Emissions windfall in wind farm

New Zealand will benefit financially from Meridian Energy's proposed Project Hayes wind farm through a global emissions trading system, an Environment Court appeal hearing was told yesterday.

Economist and Covec Ltd director Tim Denne, of Auckland, explained to the court how reductions in greenhouse gas emissions could lead to the international trading of assigned emission units, or carbon credits, under the Kyoto Protocol.

Each country signed up to the protocol was credited with a certain amount of such units, which they could trade with other countries if not used, he said.

Dr Denne said New Zealand had 300 million tonnes of units to be used over five years, and the likes of Project Hayes could make some of those redundant for use in the country and therefore free to trade.

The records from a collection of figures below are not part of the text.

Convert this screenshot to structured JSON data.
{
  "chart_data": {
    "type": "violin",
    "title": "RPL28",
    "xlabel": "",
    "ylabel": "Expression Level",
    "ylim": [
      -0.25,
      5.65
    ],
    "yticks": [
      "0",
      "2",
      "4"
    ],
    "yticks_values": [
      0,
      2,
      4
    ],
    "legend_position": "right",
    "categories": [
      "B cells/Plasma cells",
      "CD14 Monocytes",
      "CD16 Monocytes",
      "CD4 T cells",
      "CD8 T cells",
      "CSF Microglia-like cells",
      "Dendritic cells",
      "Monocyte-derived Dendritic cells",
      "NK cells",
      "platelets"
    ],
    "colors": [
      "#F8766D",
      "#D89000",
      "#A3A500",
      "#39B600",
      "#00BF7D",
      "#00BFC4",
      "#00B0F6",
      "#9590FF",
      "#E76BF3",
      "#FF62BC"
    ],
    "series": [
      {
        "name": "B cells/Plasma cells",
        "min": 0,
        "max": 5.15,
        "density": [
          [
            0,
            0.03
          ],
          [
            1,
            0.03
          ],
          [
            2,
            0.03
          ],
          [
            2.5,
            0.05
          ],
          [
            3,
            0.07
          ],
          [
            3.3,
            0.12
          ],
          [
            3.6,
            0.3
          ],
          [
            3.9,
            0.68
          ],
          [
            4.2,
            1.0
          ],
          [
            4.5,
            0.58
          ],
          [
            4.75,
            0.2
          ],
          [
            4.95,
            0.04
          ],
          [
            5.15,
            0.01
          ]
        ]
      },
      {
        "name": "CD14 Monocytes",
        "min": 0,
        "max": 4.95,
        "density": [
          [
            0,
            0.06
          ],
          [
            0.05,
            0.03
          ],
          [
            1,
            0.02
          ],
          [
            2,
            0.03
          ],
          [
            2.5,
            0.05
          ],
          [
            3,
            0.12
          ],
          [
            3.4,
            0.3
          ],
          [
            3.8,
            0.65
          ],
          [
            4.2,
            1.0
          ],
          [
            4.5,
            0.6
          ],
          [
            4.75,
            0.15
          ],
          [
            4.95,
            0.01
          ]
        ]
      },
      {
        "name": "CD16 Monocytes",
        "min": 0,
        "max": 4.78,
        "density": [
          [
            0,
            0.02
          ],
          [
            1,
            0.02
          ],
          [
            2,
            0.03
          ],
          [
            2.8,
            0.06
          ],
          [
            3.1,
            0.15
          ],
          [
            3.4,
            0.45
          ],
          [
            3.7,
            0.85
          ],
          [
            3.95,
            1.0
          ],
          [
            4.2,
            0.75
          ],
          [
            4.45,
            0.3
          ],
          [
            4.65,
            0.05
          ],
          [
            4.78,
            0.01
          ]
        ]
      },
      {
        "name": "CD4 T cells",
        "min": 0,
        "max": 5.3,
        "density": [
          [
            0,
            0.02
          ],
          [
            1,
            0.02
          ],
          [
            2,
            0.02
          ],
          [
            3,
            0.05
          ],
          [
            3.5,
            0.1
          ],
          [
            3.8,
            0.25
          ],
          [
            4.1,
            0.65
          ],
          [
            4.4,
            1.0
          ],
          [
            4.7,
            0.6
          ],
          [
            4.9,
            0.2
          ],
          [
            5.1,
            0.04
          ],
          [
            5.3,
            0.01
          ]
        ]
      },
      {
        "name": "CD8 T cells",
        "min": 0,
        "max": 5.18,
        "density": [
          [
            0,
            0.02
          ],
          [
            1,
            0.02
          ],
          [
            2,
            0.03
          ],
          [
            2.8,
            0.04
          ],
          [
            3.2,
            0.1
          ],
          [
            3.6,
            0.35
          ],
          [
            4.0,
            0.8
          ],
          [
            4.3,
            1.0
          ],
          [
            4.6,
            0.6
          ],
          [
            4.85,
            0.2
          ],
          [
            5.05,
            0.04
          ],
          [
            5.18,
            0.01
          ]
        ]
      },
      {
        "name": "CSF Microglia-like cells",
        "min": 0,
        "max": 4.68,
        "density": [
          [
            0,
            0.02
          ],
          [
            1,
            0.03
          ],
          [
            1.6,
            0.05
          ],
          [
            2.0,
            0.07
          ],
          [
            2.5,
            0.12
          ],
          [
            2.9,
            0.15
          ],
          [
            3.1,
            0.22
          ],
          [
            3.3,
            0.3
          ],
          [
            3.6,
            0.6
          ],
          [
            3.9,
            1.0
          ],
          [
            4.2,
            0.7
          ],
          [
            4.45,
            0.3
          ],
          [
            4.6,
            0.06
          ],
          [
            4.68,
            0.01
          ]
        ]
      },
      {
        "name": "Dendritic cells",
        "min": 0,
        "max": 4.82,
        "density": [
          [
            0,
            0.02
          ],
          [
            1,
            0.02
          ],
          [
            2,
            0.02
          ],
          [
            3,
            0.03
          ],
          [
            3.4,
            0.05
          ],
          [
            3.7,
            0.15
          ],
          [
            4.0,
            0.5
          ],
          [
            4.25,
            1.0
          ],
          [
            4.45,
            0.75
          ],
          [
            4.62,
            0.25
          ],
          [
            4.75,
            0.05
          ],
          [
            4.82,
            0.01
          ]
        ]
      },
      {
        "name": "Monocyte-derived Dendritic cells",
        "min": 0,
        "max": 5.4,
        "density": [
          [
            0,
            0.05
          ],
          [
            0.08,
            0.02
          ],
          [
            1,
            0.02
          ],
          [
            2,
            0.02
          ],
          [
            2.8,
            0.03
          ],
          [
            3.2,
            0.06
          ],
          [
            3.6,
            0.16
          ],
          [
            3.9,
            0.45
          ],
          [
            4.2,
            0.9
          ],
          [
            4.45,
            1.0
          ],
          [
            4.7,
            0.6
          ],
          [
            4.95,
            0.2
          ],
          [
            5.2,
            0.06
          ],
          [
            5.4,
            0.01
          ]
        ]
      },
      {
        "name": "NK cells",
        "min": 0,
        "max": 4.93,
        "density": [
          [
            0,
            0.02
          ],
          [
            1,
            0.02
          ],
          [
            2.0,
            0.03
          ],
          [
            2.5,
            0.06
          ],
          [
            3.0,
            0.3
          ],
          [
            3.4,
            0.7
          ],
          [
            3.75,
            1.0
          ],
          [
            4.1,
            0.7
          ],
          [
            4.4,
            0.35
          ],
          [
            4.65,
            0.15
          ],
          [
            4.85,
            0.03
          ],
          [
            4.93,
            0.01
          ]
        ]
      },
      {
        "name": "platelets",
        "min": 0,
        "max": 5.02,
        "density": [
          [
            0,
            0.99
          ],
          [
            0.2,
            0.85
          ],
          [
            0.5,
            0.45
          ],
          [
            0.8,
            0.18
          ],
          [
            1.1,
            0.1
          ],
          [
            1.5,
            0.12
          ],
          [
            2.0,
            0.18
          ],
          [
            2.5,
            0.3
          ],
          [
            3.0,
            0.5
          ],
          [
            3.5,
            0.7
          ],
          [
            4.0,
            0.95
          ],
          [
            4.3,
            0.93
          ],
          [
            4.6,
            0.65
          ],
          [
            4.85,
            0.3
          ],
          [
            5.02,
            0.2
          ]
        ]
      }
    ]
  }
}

"If New Zealand needs fewer of them [its assigned units], because it has reduced its emissions through the likes of renewable energy, than those units are freed up on the market for other [countries] to purchase them," he said.

Last December Meridian Energy's Te Apiti wind farm was offered a contract to sell its emission units to the Netherlands Government, which it did for $NZ10.50 a unit.

Dr Denne said what was an international initiative to reduce harmful effects of climate change had therefore turned into a financial benefit for New Zealand.

He said of all ways New Zealand could reduce its emissions, the development of renewable energy such as Meridian's proposed wind farm, was a cheap option which made economic sense.

"It is in New Zealand's economic best interest to reduce its emissions when it can do so for a lower cost than the other means of compliance with the protocol.

Reducing emissions domestically either reduces the number of Kyoto units which have to be purchased for New Zealand to be compliant, or establishes a surplus of units which can be sold," his written evidence stated.

Dr Denne's evidence also stated the Government had proposed to establish its own Emissions Trading System (ETS) within the New Zealand Energy Strategy (NZES), in order to provide energy companies a financial incentive to develop renewable energy.

It stated companies which produced energy using coal, gas, oil, and geothermal methods would have to surrender an allowance based on an amount for each tonne of emissions produced.

"This would result in increased profitability, especially for electricity generation with no emissions, because revenues will increase but costs will not," Dr Denne's evidence stated.

During cross-examination, Maniototo Environmental Society counsel Ewan Carr asked Dr Denne whether surrendering allowances would force energy companies to increase retail costs for consumers.

Dr Denne said there would be an increased cost for such companies, but it was not known whether it would be passed on to consumers.

Meridian counsel could not be contacted yesterday about whether the company intended to sell carbon credits for Project Hayes.